The cost of inaction far outweighs the cost of action.

“This is a historical truism for pandemics. Pausing, reflecting, obfuscating, lying, or just not being decisive is always a lot worse. Tell the truth, close things down, and do the best you can. That has worked [historically] at the local and state levels. Public health commissioners and officials in lots of small cities across the US in 1918 took the lead on this stuff and saved a lot of their citizens.”

Don’t open up too quickly.

“There’s no doubt—and this is why people study this, from urban historians to those doing history of science to epidemiologists—that rates of infection and death were lower in the places that did radical social distancing and kept things closed longer. Bottom line. Unequivocally. History doesn’t provide simple lessons. But this is one place where it does.”

Be ready for some societal shifts. The last epidemic gave us the Roaring ’20s—and the Klan.

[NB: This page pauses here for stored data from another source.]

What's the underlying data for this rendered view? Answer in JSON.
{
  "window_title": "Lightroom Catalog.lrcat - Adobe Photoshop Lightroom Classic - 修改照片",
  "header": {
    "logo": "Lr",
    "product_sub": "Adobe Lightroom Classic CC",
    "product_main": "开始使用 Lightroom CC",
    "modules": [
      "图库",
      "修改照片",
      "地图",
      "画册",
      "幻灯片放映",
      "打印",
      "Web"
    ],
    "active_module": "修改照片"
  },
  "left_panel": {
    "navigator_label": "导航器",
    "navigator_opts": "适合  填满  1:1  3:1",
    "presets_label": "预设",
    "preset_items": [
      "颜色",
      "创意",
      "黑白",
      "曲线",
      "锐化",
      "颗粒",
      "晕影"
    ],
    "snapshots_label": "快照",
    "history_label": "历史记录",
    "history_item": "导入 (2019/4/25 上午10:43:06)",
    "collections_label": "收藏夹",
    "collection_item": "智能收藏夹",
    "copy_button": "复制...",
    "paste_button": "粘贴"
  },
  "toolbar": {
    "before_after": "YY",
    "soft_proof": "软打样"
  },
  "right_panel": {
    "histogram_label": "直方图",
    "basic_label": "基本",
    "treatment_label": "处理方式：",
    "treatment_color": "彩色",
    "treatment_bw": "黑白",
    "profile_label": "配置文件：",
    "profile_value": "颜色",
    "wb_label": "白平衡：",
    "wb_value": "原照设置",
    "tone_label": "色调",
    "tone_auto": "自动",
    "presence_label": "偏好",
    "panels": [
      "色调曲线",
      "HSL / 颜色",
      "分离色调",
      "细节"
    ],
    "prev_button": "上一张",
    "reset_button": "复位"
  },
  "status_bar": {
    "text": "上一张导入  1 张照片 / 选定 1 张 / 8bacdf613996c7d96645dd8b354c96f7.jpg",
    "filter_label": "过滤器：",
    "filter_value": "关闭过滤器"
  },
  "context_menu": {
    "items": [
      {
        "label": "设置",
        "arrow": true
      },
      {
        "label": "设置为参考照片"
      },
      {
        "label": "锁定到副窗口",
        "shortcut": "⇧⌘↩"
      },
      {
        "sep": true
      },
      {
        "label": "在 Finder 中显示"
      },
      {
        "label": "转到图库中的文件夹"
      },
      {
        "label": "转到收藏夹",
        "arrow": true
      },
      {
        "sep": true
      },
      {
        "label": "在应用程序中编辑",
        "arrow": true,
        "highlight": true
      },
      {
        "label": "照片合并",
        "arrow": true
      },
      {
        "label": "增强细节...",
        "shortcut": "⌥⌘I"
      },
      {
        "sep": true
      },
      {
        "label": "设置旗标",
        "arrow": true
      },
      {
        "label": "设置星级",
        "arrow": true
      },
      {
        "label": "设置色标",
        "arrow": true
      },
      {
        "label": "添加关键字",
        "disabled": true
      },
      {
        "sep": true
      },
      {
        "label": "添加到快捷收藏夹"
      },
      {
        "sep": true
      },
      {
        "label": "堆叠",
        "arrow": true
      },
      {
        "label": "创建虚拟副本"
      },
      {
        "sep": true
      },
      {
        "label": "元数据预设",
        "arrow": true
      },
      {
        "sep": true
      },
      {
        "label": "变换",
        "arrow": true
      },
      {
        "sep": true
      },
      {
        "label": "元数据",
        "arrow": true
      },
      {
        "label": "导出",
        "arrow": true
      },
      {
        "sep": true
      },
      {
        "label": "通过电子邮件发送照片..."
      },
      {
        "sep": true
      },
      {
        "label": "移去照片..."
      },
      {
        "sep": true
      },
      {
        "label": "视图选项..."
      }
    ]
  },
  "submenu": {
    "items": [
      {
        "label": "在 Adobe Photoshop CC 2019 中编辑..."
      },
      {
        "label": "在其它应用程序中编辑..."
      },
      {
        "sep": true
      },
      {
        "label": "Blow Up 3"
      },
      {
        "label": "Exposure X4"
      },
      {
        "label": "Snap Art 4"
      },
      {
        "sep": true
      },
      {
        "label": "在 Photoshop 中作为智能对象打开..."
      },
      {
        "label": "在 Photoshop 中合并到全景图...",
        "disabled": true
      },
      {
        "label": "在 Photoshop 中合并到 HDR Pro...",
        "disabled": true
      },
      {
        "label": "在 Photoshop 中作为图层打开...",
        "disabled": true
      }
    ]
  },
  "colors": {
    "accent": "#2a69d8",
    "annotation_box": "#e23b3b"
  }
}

“There’s a pretty direct connection coming out of the [World War I] experience plus the influenza epidemic and the kind of social life of the 1920s that we tend to think of—even given Prohibition. You can read correspondence—especially diaries from when the social distancing programs and cancellations and closures took effect—where people said one, they were fearful. And two, they really longed for social interaction. They felt sad. They didn’t know if they’d wake up the next day, or if they’re going to get sick and die. People came out of it wanting human connections. That included the rise of civil society organizations. But also terrible things, rooted in xenophobia ... [such as] the rise of the Klan. Lots of gatherings in the ’20s were not for good. How social relations will change is wide open in this moment. It’s pregnant with possibility.

“The 1920s were characterized by a series of recessions and a series of huge social dislocations; 1919, globally, is one of the years of the most mass protests. There’s the great steel strike in the US, the Boston police go on strike. There are a lot of reasons to think that meaningful reform and social dislocation will come out of this—that may be a silver lining or may be something that people dread. But I think it’s a reality that we should all be prepared for.”